Roger McStravick is so fond of St. Andrews that he delves so deeply into his explorations of the history of the Auld Grey Toun that he almost needs a breathing apparatus and a bathysphere.
There is no finer place to be for a golf historian. “St. Andrews may be world-famous as the home of golf, but it is also the “home of golf research,” as McStravick says, and researching everything about the cradle of golf is not a task for the faint of heart.
McStravick says of this tireless, historical spade work, “There’s so much work to be done that it’s almost overwhelming because new things keep popping up,”
Of course, much of that history revolves around old Tom Morris and young Tom Morris, the celebrated, decorated father of golf and son of yore who, in the revered pantheon of the game, remain colossal, iconic figures.
‘I am a total nerd,’ adds the Irishman, whose birthday on June 16 is the same as Old Tom’s. For me, St. Andrews has become an obsession. I was hypnotized by Old Tom Morris a few years ago. And I was like Halle Berry on Oscar night when I was told the story of the death of young Tom. I was a complete mess. I just started researching and researching. I was insatiable. Where other people are passionate about soccer teams, I have a huge passion for anything to do with St. Andrews and Old Tom Morr.
That enthusiasm has gone into the development of various, award-winning books. A delightfully descriptive tour of the streets, squares and landmarks of a town full of legends and lore is his wonderfully researched and superbly realized “St Andrews – In the footsteps of Old Tom Morris”.
The latest publication by McStravick, “St Andrews – The Road War Papers,” tells the fascinating and sometimes absurd tale of a dispute that in 1879 caused a huge uproar.
The Road War Papers document a bitter legal tussle that divided St Andrews and involved all the major figures of the day, including Old Tom, centered on one of the most famous streets of golf – The Links, stretching from the corner of Golf Place to Grannie Clark’s Wynd and beyond –
As the book’s preface states, from today’s perspective, the turmoil sparked by the creation of a simple asphalt strip would seem like a “tempest in a teapot”. But the impact of a road on this treasured piece of public land sparked a gripping, heated national interest debate in St. Andrews in the 1870s, which eventually landed in the House of Lords.
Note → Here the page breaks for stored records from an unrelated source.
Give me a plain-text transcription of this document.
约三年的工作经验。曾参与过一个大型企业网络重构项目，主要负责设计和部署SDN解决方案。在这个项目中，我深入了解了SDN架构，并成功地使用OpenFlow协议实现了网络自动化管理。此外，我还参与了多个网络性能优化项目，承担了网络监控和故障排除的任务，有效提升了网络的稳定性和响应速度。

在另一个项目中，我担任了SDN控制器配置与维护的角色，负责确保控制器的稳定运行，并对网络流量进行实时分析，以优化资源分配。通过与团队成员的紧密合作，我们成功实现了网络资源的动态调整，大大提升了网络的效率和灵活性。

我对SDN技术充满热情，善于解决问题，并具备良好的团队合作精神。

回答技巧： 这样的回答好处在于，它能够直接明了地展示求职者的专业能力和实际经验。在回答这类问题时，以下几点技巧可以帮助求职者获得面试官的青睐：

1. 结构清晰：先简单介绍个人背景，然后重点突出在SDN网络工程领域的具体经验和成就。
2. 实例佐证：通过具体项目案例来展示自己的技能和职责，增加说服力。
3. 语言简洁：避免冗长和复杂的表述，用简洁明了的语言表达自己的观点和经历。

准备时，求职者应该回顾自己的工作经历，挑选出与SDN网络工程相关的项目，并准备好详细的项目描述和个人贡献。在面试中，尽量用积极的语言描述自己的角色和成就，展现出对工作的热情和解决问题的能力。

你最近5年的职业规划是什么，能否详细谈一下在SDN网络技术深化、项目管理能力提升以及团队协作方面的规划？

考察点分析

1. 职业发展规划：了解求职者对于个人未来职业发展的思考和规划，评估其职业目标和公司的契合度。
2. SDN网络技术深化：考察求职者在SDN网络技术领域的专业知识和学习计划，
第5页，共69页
There was an outcry of outrage when they wanted to allow a road in front of the Old Tom Morris store and across the old connections,”When they wanted to allow a road in front of Old Tom Morris’ store and across the old links, there was an outcry of outrage,”
“There was a box called ‘St Andrews Links,’ but they said they weren’t sure what was in it. There were statements for Old Tom and others. I almost had my head in a brown bag and hyperventilated when I discovered it. This wasn’t just someone writing about Tom Morris. They were actual statements by Tom Morris. It was a gold mine and the transcripts are very revealing.”
Studies by McStravick also shed light on the growth of the Old Course itself.
“Everyone had written that the first hole was laid out in the 1840s or so,” he said. “But I found a receipt from the 1830s that showed the wagoner was paid to haul garbage away from St. Andrews, dump it on what was then the beach and level it, and that’s how the first hole was created. The man who actually did this, John Carstairs, talks about the whole case. The first hole is effectively built on top of the trash.”
For McStravick, the gift that keeps on giving is the Old Course and St. Andrews as a whole. “There are so many wonderful twists and turns in the history of St. Andrews and that’s the beauty of the place,” he said.
Roger McStravick’s “St Andrews – The Road War Papers” is published by St Andrews Golf Press and distributed by The Golf Book Shop.